Aan de band, maar evengoed aan de toog. Rita Van Hoe tapte vroeger pinten nog voor de klanten kwamen. "De bel luidde en ze kwamen, de werkmannen. Een hele toog vol bier en dreupels (jenever, red). Soms van 's morgen 4 uur al. Om een beetje op te warmen. Maar sinds de gebouwen hier aan de overkant zijn gesloten, ik schat een jaar of acht geleden, blijven de mensen weg. Vroeger werden bussen ingezet om de mensen op te halen en terug naar huis te voeren. Nu passeren hier alleen de kinderen die naar school gaan."

Niet tegenpruttelen

Michel Deschamps zit aan de toog. Hij is er bijna 62 en werkt sinds zijn vijftiende bij Bekaert. Kleine groeven in het gelaat tekenen zich af. Het is hard werken in staalbedrijven. Hij zal er bij zijn, bij die vooropgestelde 52 ontslagen in Zwevegem. Dat denkt hij althans.
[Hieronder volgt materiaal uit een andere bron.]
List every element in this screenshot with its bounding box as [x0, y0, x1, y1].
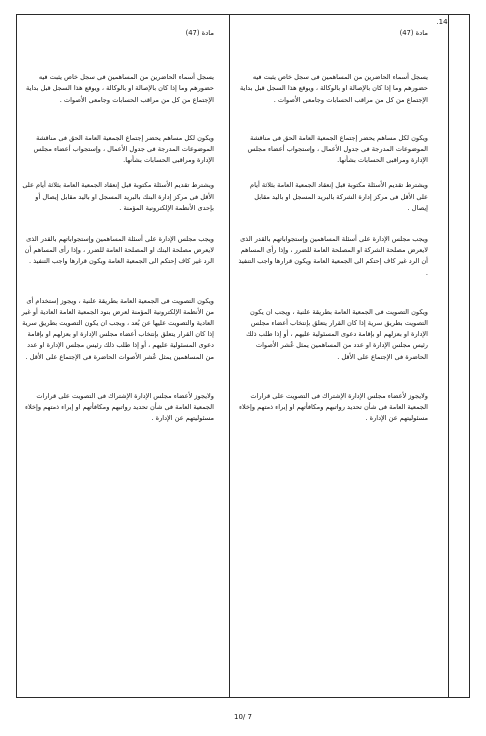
- paragraph: ولايجوز لأعضاء مجلس الإدارة الإشتراك فى التصويت على قرارات الجمعية العامة فى شأن تحديد رواتبهم ومكافأتهم او إبراء ذمتهم وإخلاء مسئوليتهم عن الإدارة .: [24, 391, 214, 423]
- paragraph: ويجب مجلس الإدارة على أسئلة المساهمين وإستجواباتهم بالقدر الذى لايعرض مصلحة الشركة او المصلحة العامة للضرر ، وإذا رأى المساهم أن الرد غير كاف إحتكم الى الجمعية العامة ويكون قرارها واجب التنفيذ .: [238, 235, 428, 277]
- row-number: 14.: [436, 18, 448, 26]
- column-divider-left: [229, 15, 230, 697]
- paragraph-amended: ويشترط تقديم الأسئلة مكتوبة قبل إنعقاد الجمعية العامة بثلاثة أيام على الأقل فى مركز إدارة البنك بالبريد المسجل او باليد مقابل إيصال أو بإحدى الأنظمة الإلكترونية المؤمنة .: [22, 181, 214, 212]
- paragraph: ويكون لكل مساهم يحضر إجتماع الجمعية العامة الحق فى مناقشة الموضوعات المدرجة فى جدول الأعمال ، وإستجواب أعضاء مجلس الإدارة ومراقبى الحسابات بشأنها.: [33, 133, 214, 165]
- article-heading: مادة (47): [185, 29, 214, 37]
- page-number: 10/ 7: [234, 713, 252, 721]
- paragraph-amended: ويكون التصويت فى الجمعية العامة بطريقة علنية ، ويجوز إستخدام أى من الأنظمة الإلكترونية المؤمنة لعرض بنود الجمعية العامة العادية أو غير العادية والتصويت عليها عن بُعد ، ويجب ان يكون التصويت بطريق سرية إذا كان القرار يتعلق بإنتخاب أعضاء مجلس الإدارة او بعزلهم او بإقامة دعوى المسئولية عليهم ، أو إذا طلب ذلك رئيس مجلس الإدارة او عدد من المساهمين يمثل عُشر الأصوات الحاضرة فى الإجتماع على الأقل .: [21, 296, 214, 361]
- paragraph: ويشترط تقديم الأسئلة مكتوبة قبل إنعقاد الجمعية العامة بثلاثة أيام على الأقل فى مركز إدارة الشركة بالبريد المسجل او باليد مقابل إيصال .: [250, 181, 428, 212]
- paragraph: يسجل أسماء الحاضرين من المساهمين فى سجل خاص يثبت فيه حضورهم وما إذا كان بالإصالة او بالوكالة ، ويوقع هذا السجل قبل بداية الإجتماع من كل من مراقب الحسابات وجامعى الأصوات .: [239, 73, 428, 104]
- original-article-column: [238, 28, 428, 424]
- amended-article-column: [19, 28, 214, 424]
- column-divider-right: [448, 15, 449, 697]
- paragraph: ويكون التصويت فى الجمعية العامة بطريقة علنية ، ويجب ان يكون التصويت بطريق سرية إذا كان القرار يتعلق بإنتخاب أعضاء مجلس الإدارة او بعزلهم او بإقامة دعوى المسئولية عليهم ، أو إذا طلب ذلك رئيس مجلس الإدارة او عدد من المساهمين يمثل عُشر الأصوات الحاضرة فى الإجتماع على الأقل .: [246, 307, 428, 361]
- paragraph: يسجل أسماء الحاضرين من المساهمين فى سجل خاص يثبت فيه حضورهم وما إذا كان بالإصالة او بالوكالة ، ويوقع هذا السجل قبل بداية الإجتماع من كل من مراقب الحسابات وجامعى الأصوات .: [25, 73, 214, 104]
- article-heading: مادة (47): [399, 29, 428, 37]
- paragraph: ولايجوز لأعضاء مجلس الإدارة الإشتراك فى التصويت على قرارات الجمعية العامة فى شأن تحديد رواتبهم ومكافأتهم او إبراء ذمتهم وإخلاء مسئوليتهم عن الإدارة .: [238, 391, 428, 423]
- paragraph-amended: ويجب مجلس الإدارة على أسئلة المساهمين وإستجواباتهم بالقدر الذى لايعرض مصلحة البنك او المصلحة العامة للضرر ، وإذا رأى المساهم أن الرد غير كاف إحتكم الى الجمعية العامة ويكون قرارها واجب التنفيذ .: [24, 235, 214, 266]
- paragraph: ويكون لكل مساهم يحضر إجتماع الجمعية العامة الحق فى مناقشة الموضوعات المدرجة فى جدول الأعمال ، وإستجواب أعضاء مجلس الإدارة ومراقبى الحسابات بشأنها.: [247, 133, 428, 165]
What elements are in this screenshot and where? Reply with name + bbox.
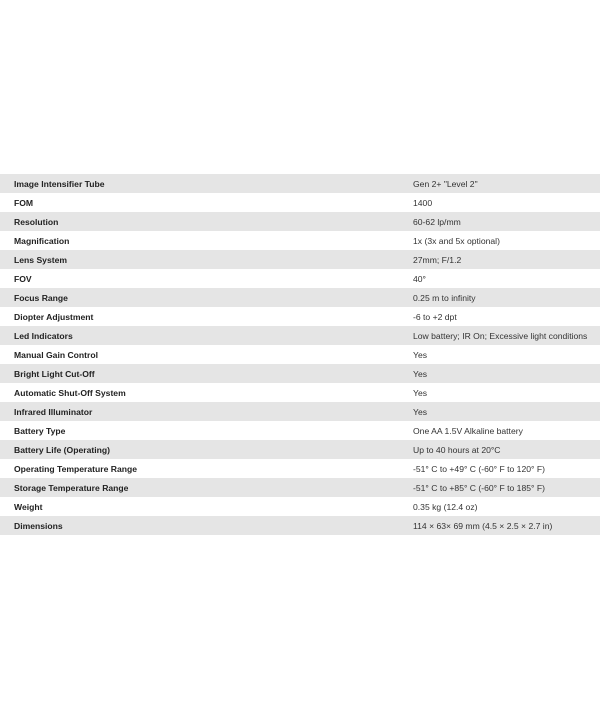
spec-row-resolution (0, 212, 600, 231)
spec-row-dimensions (0, 516, 600, 535)
spec-label: Manual Gain Control (0, 345, 413, 364)
spec-label: Resolution (0, 212, 413, 231)
spec-value: Low battery; IR On; Excessive light conditions (413, 326, 600, 345)
spec-value: -51° C to +85° C (-60° F to 185° F) (413, 478, 600, 497)
spec-label: FOV (0, 269, 413, 288)
spec-label: Led Indicators (0, 326, 413, 345)
specifications-table (0, 174, 600, 535)
spec-row-led-indicators (0, 326, 600, 345)
spec-row-image-intensifier-tube (0, 174, 600, 193)
spec-label: Weight (0, 497, 413, 516)
spec-label: Automatic Shut-Off System (0, 383, 413, 402)
spec-value: Yes (413, 402, 600, 421)
spec-value: 40° (413, 269, 600, 288)
spec-row-diopter-adjustment (0, 307, 600, 326)
spec-value: -6 to +2 dpt (413, 307, 600, 326)
spec-label: Magnification (0, 231, 413, 250)
spec-value: Yes (413, 345, 600, 364)
spec-label: Focus Range (0, 288, 413, 307)
spec-label: FOM (0, 193, 413, 212)
spec-row-bright-light-cut-off (0, 364, 600, 383)
spec-label: Operating Temperature Range (0, 459, 413, 478)
spec-label: Battery Type (0, 421, 413, 440)
spec-value: 0.25 m to infinity (413, 288, 600, 307)
spec-row-battery-life (0, 440, 600, 459)
spec-value: Gen 2+ "Level 2" (413, 174, 600, 193)
spec-value: 114 × 63× 69 mm (4.5 × 2.5 × 2.7 in) (413, 516, 600, 535)
spec-row-operating-temperature-range (0, 459, 600, 478)
spec-value: 1400 (413, 193, 600, 212)
spec-label: Storage Temperature Range (0, 478, 413, 497)
spec-row-automatic-shut-off-system (0, 383, 600, 402)
spec-value: 0.35 kg (12.4 oz) (413, 497, 600, 516)
spec-row-focus-range (0, 288, 600, 307)
spec-value: 1x (3x and 5x optional) (413, 231, 600, 250)
spec-label: Dimensions (0, 516, 413, 535)
spec-row-storage-temperature-range (0, 478, 600, 497)
spec-label: Battery Life (Operating) (0, 440, 413, 459)
spec-value: 27mm; F/1.2 (413, 250, 600, 269)
spec-row-lens-system (0, 250, 600, 269)
spec-label: Image Intensifier Tube (0, 174, 413, 193)
spec-value: One AA 1.5V Alkaline battery (413, 421, 600, 440)
spec-label: Lens System (0, 250, 413, 269)
spec-label: Diopter Adjustment (0, 307, 413, 326)
spec-value: 60-62 lp/mm (413, 212, 600, 231)
spec-label: Bright Light Cut-Off (0, 364, 413, 383)
spec-value: Yes (413, 383, 600, 402)
specifications-table-body (0, 174, 600, 535)
spec-row-fom (0, 193, 600, 212)
spec-row-weight (0, 497, 600, 516)
spec-row-magnification (0, 231, 600, 250)
spec-label: Infrared Illuminator (0, 402, 413, 421)
spec-row-manual-gain-control (0, 345, 600, 364)
spec-row-infrared-illuminator (0, 402, 600, 421)
spec-row-fov (0, 269, 600, 288)
spec-value: -51° C to +49° C (-60° F to 120° F) (413, 459, 600, 478)
spec-value: Up to 40 hours at 20°C (413, 440, 600, 459)
spec-row-battery-type (0, 421, 600, 440)
spec-value: Yes (413, 364, 600, 383)
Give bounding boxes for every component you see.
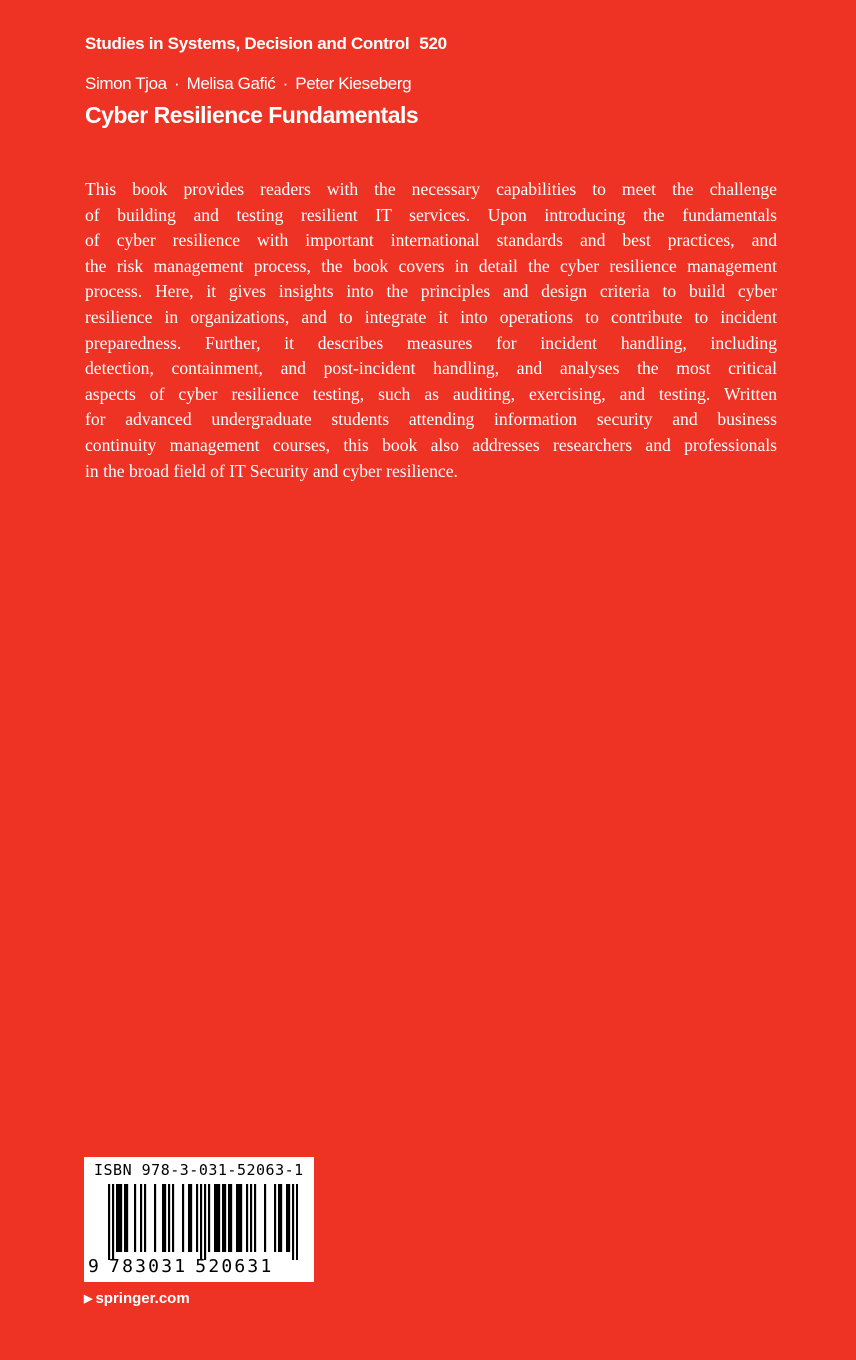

"En wat moet ik dan doen? Het heeft geen zin tegen te pruttelen. Ik ga mijn plaats sowieso afstaan. Stel dat ik mag blijven en een jonge gast van 22 moet vertrekken. Dat gaat toch niet? Zij mogen blijven. Mijn tijd zit erop hier in Zwevegem. De fabrieken sluiten. Rita heeft gelijk: het volk verdwijnt. Het is raar om te zeggen, maar het vroegere Zwevegem ligt nu in China. En in India. En Brazilië. Pfff. De massaproductie verdwijnt hier stilaan helemaal. Wat overblijft zijn wat proefprojecten. Ik heb de enorme opgang van Bekaert meegemaakt, maar de neergang is ingezet. Zo lijkt het althans in België."

Buiten klinkt de bel. Niet die van de fabriek, maar van de nabije school. "Die kinderen zullen het misschien niet meer meemaken, werken in Bekaert. Tja."